Monday, March 14, 2011

Obama Does It Again


Oops. P.J. Crowley went a little too far.

The State Department spokesman has stepped down after he labeled as "ridiculous, counterproductive and stupid" the treatment in solitary confinement of Army Pfc. Bradley, who is suspected of imparting classified information to Wikileaks. He might have been spared the misfortune of being asked to resign if he had served under the same man who, as a presidential candidate criticizing the Bush administration's use of phone companies to help conduct its spying operations, had declared

We only know these crimes took place because insiders blew the whistle at great personal risk ... Government whistleblowers are part of a healthy democracy and must be protected from reprisal.

Unfortunately for Crowley, the President is one Barack Obama, hardly the same guy who in 2008 valued the support of individuals concerned about civil liberties. The fellow who is President, responding to a question from ABC's Jake Tapper about Manning, replied

With respect -- with respect to Private Manning, you know, I have actually asked the Pentagon whether or not the procedures that have been taken in terms of his confinement are appropriate and are meeting our basic standards. They assure me that they are. I can't go into details about some of their concerns, but some of this has to do with Private Manning's safety as well.

One of those dedicated to civil liberties is the lawyer and blogger Glenn Greenwald, who writes often, and impressively about the subject (less often, fortunately, about foreign policy). Greenwald notes

The inhumane treatment of Manning plainly has two principal effects: it intimidates future would-be whistleblowers into knowing that they, too, will be abused without recourse, and it will break him psychologically (as prolonged solitary confinement and degrading treatment inevitably do) to render him incapable of a defense and to ensure he provides whatever statements they want about WikiLeaks. Other than Obama's tolerance for the same detainee abuse against which he campaigned and his ongoing subservience to the military that he supposedly "commands," it is the way in which this Manning/Crowley behavior bolsters the regime of secrecy and the President's obsessive attempts to destroy whistleblowing that makes this episode so important and so telling.

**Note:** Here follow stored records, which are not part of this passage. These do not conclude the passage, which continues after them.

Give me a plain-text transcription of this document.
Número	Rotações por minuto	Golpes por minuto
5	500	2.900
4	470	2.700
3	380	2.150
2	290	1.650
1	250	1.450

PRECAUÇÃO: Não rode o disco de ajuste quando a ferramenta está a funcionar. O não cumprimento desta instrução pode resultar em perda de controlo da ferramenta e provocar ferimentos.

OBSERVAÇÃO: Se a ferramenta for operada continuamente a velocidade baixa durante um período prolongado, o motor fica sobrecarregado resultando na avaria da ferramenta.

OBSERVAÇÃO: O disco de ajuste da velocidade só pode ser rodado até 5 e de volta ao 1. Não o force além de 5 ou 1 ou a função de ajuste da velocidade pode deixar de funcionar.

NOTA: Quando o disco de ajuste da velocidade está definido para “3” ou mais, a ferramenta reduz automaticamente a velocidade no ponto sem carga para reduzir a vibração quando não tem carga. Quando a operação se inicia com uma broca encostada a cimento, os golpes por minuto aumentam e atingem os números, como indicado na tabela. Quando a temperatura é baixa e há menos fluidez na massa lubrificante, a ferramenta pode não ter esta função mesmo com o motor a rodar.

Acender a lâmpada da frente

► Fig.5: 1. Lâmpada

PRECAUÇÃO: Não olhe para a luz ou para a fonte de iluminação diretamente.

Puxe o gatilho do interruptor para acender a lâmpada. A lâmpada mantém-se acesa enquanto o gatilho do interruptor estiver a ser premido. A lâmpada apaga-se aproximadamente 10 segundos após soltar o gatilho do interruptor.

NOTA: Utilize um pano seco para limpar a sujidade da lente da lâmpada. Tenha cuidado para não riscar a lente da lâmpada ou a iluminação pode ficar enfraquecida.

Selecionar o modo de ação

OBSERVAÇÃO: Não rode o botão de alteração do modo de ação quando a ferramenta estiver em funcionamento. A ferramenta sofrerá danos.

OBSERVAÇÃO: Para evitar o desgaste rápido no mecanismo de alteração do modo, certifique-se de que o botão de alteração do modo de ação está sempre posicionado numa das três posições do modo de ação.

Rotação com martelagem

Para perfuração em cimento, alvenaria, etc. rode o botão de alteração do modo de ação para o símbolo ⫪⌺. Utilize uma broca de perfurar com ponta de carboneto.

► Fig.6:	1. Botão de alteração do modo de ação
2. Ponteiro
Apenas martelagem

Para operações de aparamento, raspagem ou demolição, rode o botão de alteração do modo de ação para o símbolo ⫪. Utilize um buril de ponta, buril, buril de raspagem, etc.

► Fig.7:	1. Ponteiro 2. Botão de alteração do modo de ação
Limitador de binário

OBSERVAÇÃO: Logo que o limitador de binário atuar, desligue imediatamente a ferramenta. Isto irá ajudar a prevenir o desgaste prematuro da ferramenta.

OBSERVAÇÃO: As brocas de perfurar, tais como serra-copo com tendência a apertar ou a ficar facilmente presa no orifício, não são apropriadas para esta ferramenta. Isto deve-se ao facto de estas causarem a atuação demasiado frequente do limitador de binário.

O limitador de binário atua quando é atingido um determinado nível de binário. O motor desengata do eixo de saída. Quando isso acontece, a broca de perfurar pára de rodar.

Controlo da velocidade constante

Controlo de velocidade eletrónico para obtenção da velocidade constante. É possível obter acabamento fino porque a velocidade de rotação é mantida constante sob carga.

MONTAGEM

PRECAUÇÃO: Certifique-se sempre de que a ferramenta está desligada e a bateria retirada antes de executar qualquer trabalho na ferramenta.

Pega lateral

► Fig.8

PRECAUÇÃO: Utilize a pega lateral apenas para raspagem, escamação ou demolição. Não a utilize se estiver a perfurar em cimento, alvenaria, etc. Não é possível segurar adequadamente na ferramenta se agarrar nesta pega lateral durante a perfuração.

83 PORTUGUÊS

Greenwald notes criticism of the President's Manning/Crowley policy from some of Obama's traditional supporters, such as Matt Yglesias, Andrew Sullivan Ezra Klein, Will Bunch, Daniel Ellsberg, and (UCLA professor) Mark Kleiman. Observing support from the far right (which cheered Bush 43 as he shred the U.S. Constitution in the name of counter-terrorism), Greenwald remarks "the news isn't all bad."

But in the world of Barack Obama and Emanuel/Daley, public outrage from supporters of the President is not a bug, it's a benefit. They believe, as does William Galston, that the road to re-election is through Independents and moving to the right, notwithstanding public support (as the chart from monkeycage.org indicates) for maintaining levels of Social Security and Medicare and most forms of spending, even at the risk, in most cases, of increasing the deficit.




















Galston, Matthews, and others who recommend the President move toward the center (presumably from the left) argue it less on policy, than on political, grounds. Obama needs these fellows- not for their advice but to encourage the belief among liberals that the President panders to the Washington insiders and moderates strictly to be re-elected. It fosters the hope that if and when re-elected, President Obama will revert to the ideological stance of State Senator and U.S. Senator Barack Obama. Nevertheless, some observers understand, as does Will Bunch, who comments

I'm 52 years old, and I'm constantly amazed at how much about human nature I still don't really get. What exactly goes on in Obama's mind? He's a smart and supposedly idealistic guy who came of age during the Reagan years, who surely -- those first times he dared to dream about the Oval Office -- saw himself taking all the obvious hypocrisy. Instead, he is taking presidential hypocrisy to new levels. What switch got turned off, or on, that stops him from ordering a halt to the mistreatment of Bradley Manning?

How does Barack Obama look in the mirror some mornings?